The better questions to ask are: How do I find out what is being said about us online and how can we use this new channel to build relationships that are going to strengthen our brand?

People are using the internet (and social media) in a very different way than they were even a few years ago.  We still research and review online like we did when the internet was new– but now we have large niche networks and communities that provide platforms for discussions about our likes and dislikes, interests, ideas, reviews, and everything in between. These large segregated groups allow us to have “real time” interactions with hundreds (if not thousands) of our “friends and followers” and the outcome from these perceived “word of mouth” conversations can have positive or negative effects on your brand.

If you are not at least following your brand online via tools such as google alerts, social mention or blog pulse you may not be aware that people are already talking about you on a regular basis.  The conversations that they’re having about your brand may be good or bad – but not knowing is NOT smart!

You may already have a large thriving online community of interested drinkers, aficionados and influencers who love (or hate) your brand.  For those that love it – give them more to love! Engage with them, share your story, and continue to build those relationships. For those that hate it – find out why (even without talking to them or engaging with them by using the tools mentioned above) and then use that knowledge to make the necessary improvements.

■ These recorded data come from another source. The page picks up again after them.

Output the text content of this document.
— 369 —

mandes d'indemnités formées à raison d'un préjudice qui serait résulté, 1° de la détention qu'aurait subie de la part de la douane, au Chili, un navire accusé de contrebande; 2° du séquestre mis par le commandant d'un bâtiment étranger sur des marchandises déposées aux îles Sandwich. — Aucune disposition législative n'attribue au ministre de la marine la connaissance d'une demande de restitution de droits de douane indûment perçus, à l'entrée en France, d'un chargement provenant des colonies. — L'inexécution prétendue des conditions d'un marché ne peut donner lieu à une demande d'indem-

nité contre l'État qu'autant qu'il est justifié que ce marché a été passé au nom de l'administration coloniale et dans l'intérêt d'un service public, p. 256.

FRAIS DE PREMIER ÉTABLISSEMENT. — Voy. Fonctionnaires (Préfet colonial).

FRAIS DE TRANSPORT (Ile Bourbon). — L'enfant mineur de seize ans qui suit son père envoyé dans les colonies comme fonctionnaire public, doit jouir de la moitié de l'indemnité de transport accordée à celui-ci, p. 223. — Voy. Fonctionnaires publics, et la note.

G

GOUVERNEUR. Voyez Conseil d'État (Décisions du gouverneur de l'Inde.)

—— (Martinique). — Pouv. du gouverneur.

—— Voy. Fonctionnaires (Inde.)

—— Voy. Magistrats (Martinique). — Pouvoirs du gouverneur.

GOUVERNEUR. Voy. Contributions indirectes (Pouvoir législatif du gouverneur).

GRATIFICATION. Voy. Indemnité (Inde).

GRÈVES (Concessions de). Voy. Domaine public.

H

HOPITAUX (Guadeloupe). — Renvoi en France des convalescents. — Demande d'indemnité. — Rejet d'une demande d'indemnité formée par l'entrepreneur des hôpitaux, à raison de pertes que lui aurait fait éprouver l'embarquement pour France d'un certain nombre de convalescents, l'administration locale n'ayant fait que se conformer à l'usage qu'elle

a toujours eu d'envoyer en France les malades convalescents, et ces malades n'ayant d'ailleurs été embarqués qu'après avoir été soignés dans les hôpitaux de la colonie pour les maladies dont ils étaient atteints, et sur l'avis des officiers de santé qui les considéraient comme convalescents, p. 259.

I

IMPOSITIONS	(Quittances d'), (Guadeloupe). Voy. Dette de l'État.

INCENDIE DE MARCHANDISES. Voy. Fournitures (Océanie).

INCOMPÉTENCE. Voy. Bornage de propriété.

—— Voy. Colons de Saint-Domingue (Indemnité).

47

But just be sure you are aware of what is being said about you even if you are not actively engaging.

A great passage that confirms this is from the post titled: Old World Winemakers Shun Social Media Grapevine

“Wine is a social beverage and with the social media, I want to be part of the conversation rather than being talked about,” said Cloudy Bay’s Ian Morden, a 41 year old winemaker who has worked in Australia and New Zealand who read bloggers.

His colleague, Nicolas Audebert, 34, a winemaker for Cheval des Andes, is amazed by how extensive social media is and appalled by how intrusive it can be. “My whole life is online, even before I was online,” Audebert said.